After that the evening fell into the usual routine. I walk the dogs a mile or two, then return home to feed them a big meal and hit the backyard. I let the sheep out into their small pasture of movable fence and throw down a flake of hay (most of the grass is still dead). While they eat I run back into the cabin, grab the egg basket from the kitchen lined with hay and raw wool, and grab the day's eggs. There were only eight today. I blame the rain. For some reason wet days mean less eggs than sunnier ones. I think because everyone is stuck inside and the stress level isn't conducive to creating life. It's hard to give pre-birth with a goose up your ass.

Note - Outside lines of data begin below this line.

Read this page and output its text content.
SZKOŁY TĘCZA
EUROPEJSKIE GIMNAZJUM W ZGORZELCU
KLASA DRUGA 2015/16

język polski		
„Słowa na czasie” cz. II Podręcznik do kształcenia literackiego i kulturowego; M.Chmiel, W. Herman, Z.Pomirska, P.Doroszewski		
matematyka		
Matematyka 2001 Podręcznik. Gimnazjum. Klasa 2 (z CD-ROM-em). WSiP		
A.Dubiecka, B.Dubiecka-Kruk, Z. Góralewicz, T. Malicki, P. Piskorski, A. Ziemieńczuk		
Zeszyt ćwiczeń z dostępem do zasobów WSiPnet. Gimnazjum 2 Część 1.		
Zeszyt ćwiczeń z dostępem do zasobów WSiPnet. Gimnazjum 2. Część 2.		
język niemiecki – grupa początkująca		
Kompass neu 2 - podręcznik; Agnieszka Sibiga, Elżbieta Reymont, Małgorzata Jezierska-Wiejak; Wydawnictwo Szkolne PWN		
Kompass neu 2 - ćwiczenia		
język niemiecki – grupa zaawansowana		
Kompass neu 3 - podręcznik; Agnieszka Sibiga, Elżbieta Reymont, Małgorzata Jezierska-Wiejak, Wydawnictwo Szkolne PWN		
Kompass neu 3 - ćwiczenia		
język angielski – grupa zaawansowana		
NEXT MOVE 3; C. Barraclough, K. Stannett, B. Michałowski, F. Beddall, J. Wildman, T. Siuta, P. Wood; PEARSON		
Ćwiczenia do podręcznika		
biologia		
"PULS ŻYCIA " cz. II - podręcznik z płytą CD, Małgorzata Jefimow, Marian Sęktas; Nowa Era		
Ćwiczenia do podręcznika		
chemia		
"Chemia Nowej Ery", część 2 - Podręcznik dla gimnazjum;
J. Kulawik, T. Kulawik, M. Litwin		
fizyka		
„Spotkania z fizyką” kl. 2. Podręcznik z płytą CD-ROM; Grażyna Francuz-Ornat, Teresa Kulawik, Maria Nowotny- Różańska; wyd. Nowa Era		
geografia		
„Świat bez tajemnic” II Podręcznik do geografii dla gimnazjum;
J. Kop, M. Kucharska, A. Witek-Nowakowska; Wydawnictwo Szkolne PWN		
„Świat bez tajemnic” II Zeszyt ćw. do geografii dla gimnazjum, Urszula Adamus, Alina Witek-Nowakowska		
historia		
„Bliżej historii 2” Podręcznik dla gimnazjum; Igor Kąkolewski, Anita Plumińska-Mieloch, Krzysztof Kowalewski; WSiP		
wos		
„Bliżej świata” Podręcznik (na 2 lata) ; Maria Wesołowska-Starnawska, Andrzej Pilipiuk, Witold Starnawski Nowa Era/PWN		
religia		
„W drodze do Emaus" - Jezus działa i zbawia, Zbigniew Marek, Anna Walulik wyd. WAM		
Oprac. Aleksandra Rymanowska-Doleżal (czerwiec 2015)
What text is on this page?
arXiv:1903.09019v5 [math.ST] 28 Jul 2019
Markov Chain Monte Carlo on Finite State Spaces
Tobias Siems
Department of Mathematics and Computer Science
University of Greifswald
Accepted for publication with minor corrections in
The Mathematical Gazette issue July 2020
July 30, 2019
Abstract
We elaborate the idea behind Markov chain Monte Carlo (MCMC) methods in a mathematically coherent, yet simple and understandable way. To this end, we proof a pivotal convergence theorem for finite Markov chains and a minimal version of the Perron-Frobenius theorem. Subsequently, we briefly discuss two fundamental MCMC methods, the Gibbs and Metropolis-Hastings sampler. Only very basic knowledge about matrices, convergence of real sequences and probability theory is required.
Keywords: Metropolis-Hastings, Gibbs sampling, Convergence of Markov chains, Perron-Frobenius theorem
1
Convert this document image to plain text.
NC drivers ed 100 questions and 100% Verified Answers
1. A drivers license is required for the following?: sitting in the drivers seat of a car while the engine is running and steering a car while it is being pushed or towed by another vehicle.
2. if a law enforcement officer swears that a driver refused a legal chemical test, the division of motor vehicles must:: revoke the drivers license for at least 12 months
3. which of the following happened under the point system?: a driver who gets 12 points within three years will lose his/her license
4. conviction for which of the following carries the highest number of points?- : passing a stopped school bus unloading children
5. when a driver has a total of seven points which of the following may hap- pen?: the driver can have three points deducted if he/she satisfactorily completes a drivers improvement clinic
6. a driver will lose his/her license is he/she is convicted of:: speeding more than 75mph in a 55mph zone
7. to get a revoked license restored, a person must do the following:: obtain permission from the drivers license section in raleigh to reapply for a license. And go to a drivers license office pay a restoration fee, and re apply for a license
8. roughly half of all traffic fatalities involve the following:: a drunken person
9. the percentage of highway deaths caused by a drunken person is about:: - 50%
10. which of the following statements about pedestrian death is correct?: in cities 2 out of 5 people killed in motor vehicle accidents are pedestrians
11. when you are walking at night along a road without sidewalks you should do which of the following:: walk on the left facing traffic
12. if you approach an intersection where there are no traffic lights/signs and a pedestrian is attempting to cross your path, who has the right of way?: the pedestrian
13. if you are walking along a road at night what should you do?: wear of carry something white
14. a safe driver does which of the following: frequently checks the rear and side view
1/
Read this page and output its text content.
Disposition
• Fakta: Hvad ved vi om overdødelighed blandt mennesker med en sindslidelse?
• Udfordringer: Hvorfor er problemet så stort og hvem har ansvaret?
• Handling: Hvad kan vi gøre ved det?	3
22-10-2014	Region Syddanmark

With sheep fed, eggs collected, scratch grains scattered, and dogs chomping away—I get to other work. I chop wood and stack it. I get water boiling on the stove for rice and plan dinner as I head back outdoors. I started raking up the leaves to make the place look a little less like a windstorm just nailed it. I get lost in the chores, and do all this with audiobooks or music on the iPhone in my pocket. I didn't realize how dark it was getting. Before I knew it I was night farming.
I grabbed the lantern and my 60" shepherd's crook and headed to the sheep across the farm. They need to be back in the safety of their pen come black, so I walked a football field's distance to get them settled in. The crook's purpose is to gather lambs and direct sheep, but I was using it to feel a little safer as I walked through the dark. I knew my crook wouldn't actually do much harm against a bear or rabid coyote (forgive my imagination) but just holding a big stick in the dark is a placebo I'll gladly accept. I held the lantern in front of me, and soon met my flock. I caught Maude off guard. (She stared at me long enough to let me snap a picture.) And before long got them inside with a bribery of fresh broccoli. With the wools safe and the world dark, I was going in to eat, write, and play some music.
Just a few hours since the office, and certainly nothing of consequence, but a fine day. My animals are well, my stomach is full, and my fiddle is lonely. I hope all of your day's were kind to you as well.